Als eine führende Persönlichkeit der Demokratiebewegung wurde Maria Kolesnikowa bei den Ermittlern vorgeladen. Die 38-Jährige sitzt im Präsidium des Koordinierungsrates der Zivilgesellschaft für einen friedlichen Machtwechsel. Lukaschenko hat angekündigt, das Gremium zu zerstören. Die Staatsanwaltschaft ermittelt.
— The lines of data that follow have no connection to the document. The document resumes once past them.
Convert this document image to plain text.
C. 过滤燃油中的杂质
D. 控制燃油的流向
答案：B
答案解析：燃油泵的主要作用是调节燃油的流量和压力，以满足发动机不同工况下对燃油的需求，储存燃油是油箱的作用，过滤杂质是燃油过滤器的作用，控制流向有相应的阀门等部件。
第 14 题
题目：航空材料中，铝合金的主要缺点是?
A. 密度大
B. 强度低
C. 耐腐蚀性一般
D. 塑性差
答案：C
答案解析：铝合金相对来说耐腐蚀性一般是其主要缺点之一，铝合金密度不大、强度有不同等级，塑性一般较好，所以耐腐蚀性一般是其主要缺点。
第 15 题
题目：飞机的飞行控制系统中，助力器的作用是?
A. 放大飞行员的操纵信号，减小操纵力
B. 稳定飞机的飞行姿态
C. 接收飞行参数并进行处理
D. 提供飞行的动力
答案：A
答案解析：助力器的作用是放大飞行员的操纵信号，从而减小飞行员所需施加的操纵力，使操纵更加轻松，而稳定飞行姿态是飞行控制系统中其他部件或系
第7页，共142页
Zwei Mitglieder sind bereits zu zehn Tagen Gefängnis verurteilt worden.
Sondersitzung der OSZE
Die Organisation für Sicherheit und Zusammenarbeit in Europa (OSZE) befasst sich heute in einer Sondersitzung mit der Krise in Belarus. Die Besprechung in Wien wird vom derzeitigen OSZE-Vorsitzenden Edi Rama, dem Ministerpräsidenten Albaniens, geleitet.
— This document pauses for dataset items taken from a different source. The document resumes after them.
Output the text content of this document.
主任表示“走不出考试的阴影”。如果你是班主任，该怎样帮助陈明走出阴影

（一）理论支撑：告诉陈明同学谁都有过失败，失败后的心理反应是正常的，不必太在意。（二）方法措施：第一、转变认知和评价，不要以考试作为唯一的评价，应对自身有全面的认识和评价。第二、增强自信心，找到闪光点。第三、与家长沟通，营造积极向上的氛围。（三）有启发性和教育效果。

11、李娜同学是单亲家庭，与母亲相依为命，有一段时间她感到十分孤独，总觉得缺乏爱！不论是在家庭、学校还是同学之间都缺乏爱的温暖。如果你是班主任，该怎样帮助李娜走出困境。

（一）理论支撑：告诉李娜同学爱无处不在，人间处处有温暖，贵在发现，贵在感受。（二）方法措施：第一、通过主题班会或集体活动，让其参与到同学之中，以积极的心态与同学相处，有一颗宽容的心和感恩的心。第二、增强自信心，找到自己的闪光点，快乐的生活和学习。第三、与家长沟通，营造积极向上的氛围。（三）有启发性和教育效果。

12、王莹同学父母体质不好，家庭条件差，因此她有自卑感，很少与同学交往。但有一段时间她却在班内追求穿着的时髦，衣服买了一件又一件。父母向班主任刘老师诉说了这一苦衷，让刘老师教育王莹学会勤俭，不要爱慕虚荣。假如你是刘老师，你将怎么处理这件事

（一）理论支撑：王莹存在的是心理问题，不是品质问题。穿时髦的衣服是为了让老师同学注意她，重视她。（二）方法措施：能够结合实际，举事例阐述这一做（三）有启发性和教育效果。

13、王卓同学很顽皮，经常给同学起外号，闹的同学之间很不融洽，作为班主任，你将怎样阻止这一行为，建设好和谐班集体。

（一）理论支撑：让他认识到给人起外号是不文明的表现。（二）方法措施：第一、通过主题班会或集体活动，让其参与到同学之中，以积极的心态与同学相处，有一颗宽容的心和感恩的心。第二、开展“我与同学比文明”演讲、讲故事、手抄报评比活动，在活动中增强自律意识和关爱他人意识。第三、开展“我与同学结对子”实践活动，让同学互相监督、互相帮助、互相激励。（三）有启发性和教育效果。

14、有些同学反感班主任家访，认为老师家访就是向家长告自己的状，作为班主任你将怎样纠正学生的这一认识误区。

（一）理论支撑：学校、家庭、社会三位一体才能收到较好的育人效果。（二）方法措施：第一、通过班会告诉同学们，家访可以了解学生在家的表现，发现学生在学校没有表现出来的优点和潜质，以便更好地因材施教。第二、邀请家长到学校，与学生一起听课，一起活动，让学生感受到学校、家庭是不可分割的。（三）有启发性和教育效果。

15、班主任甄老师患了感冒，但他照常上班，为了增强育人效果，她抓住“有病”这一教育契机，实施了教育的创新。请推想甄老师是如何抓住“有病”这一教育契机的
Bereits vergangene Woche hatte die OSZE angeboten, zwischen der belarussischen Regierung und der Protestbewegung zu vermitteln.
Polizisten hielten Demonstranten in Kirche fest
Die Wut der Menschen in Minsk war offensichtlich, nachdem am Vorabend in der katholischen Kirche auf dem Unabhängigkeitsplatz 40 Minuten lang Menschen von der Sonderpolizei festgehalten worden waren.
Aus Protest gegen die Willkür hatte die Demokratiebewegung in Belarus Gläubige aller Religionsgemeinschaften zur Kundgebung gegen den Polizeistaat aufgerufen. Hunderte Menschen waren dem gefolgt. Sie sprachen laut Friedensgebete, als die Sicherheitskräfte einschritten.
Russland will notfalls Einsatzkräfte schicken
Kremlchef Putin hatte am Donnerstag erklärt, dass Russland bereit sei, seinem Nachbarn bei einer weiteren Zuspitzung der Lage mit Einsatzkräften zu helfen. Es sei eine eigene Reserve für den Fall eines Eingreifens gebildet worden, sagte dem Fernsehsender Rossija 1. Dies sei auf Bitten von Präsident Alexander Lukaschenko erfolgt. "Ich hoffe aber, dass es nicht soweit kommen wird."
Lukaschenko warf dem Westen indes einen "hybriden Krieg" gegen sein Land vor. So wird in der Regel eine Kombination aus klassischen Militäreinsätzen, wirtschaftlichem Druck, Computerangriffen und Propaganda bezeichnet. Lukaschenko hat dem Ausland schon mehrfach vorgeworfen, hinter den Massenprotesten gegen ihn zu stecken. Beweise legte er aber nicht vor.
Seit der umstrittenen Präsidentenwahl vom 9. August gibt es Proteste und Streiks in den Staatsbetrieben gegen Lukaschenko, den seine Gegner als letzten Diktator Europas bezeichnen. Er ist seit 26 Jahren an der Macht. Die Opposition erkennt den Sieg von Lukaschenko nicht an und wirft ihm Wahlbetrug vor.